Frequently Asked Questions
Here are answers to some common questions people have about whether autism is something you’re born with or caused by external factors.
What causes autism spectrum disorder?
The exact causes of autism are still not fully understood, but research indicates it likely arises from a complex combination of genetic and environmental factors influencing early brain development. Differences in brain structure and neurotransmitter systems are present at birth. This suggests autism has strong biological and genetic origins.
Are you born with autism or does something trigger it?
The current scientific evidence strongly implies that autism is present from birth, even if behavioral symptoms don’t appear until toddlerhood. Various genetic factors and congenital differences in brain development are thought to be the primary underlying causes, rather than something that is triggered later.
Does genetics play a role in causing autism?
Yes, genetics plays a major role. Autism has high heritability, meaning it runs strongly in families. Specific genetic mutations associated with autism have been identified. Overall, autism is linked more to complex interactions of multiple genes rather than one single “autism gene.”
Can environmental factors cause autism?
Environmental influences like parental age, infections, or chemical exposures are unlikely to directly cause autism on their own. However, they may impact early fetal/child development to increase risk in those already genetically predisposed. More research is needed on these potential environmental risk factors.
Are children with autism born differently?
In many cases, yes. Subtle developmental differences like reduced eye contact or delays in early communication/language skills are detectable in infancy. Structural and functional brain abnormalities are also present from very early in life. This indicates autism arises during prenatal development.
Why do some identical twins have autism while their twin doesn’t?
This comes down to the complex genetics of autism. Identical twins share nearly 100% of genes, yet one twin may have autism while the other doesn’t. This demonstrates that while autism is highly heritable, there are likely multiple genes involved, not just one cause. Environmental factors may also come into play.
Can autism develop later in childhood?
In most cases, no. While autism may not be recognizable until social demands exceed limited capacities, in retrospective studies early subtle signs were nearly always present.
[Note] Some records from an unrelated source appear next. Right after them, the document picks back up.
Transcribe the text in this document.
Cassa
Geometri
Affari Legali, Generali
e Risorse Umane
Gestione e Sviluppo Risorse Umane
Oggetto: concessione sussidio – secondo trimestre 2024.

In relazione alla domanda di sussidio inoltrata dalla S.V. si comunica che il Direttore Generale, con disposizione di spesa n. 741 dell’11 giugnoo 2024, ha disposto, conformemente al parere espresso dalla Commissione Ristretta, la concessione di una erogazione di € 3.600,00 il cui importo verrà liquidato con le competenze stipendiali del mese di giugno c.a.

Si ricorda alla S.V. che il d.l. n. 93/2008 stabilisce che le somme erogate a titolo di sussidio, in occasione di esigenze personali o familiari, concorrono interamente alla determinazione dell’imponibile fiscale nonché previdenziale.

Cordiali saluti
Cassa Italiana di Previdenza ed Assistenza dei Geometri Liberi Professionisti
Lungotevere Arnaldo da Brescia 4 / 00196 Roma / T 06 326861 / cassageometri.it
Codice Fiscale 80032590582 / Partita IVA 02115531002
Sudden onset of autism that wasn’t there in infancy would be very rare and require other explanations.
Does the MMR vaccine cause autism?
No, there is no scientific evidence that the MMR vaccine causes autism. Large epidemiological studies have consistently shown no link between receiving the MMR vaccine and developing autism. Autism symptoms also don’t correlate with when the vaccine is given.
Can natural treatments or diets cure autism?
There are no “cures” for autism, since it originates so early in brain development. But supportive therapies and teaching strategies can improve communication, behavior, and quality of life. Dietary approaches may relieve certain symptoms but don’t cause core autism symptoms to disappear.
When are you most likely to first notice signs of autism?
Many children with autism show clear symptoms like delayed speech by 18-24 months. Early red flags can include lack of babbling, reduced pointing, poor eye contact, and not responding to their name. But milder cases may go unnoticed until social demands increase around ages 3-4.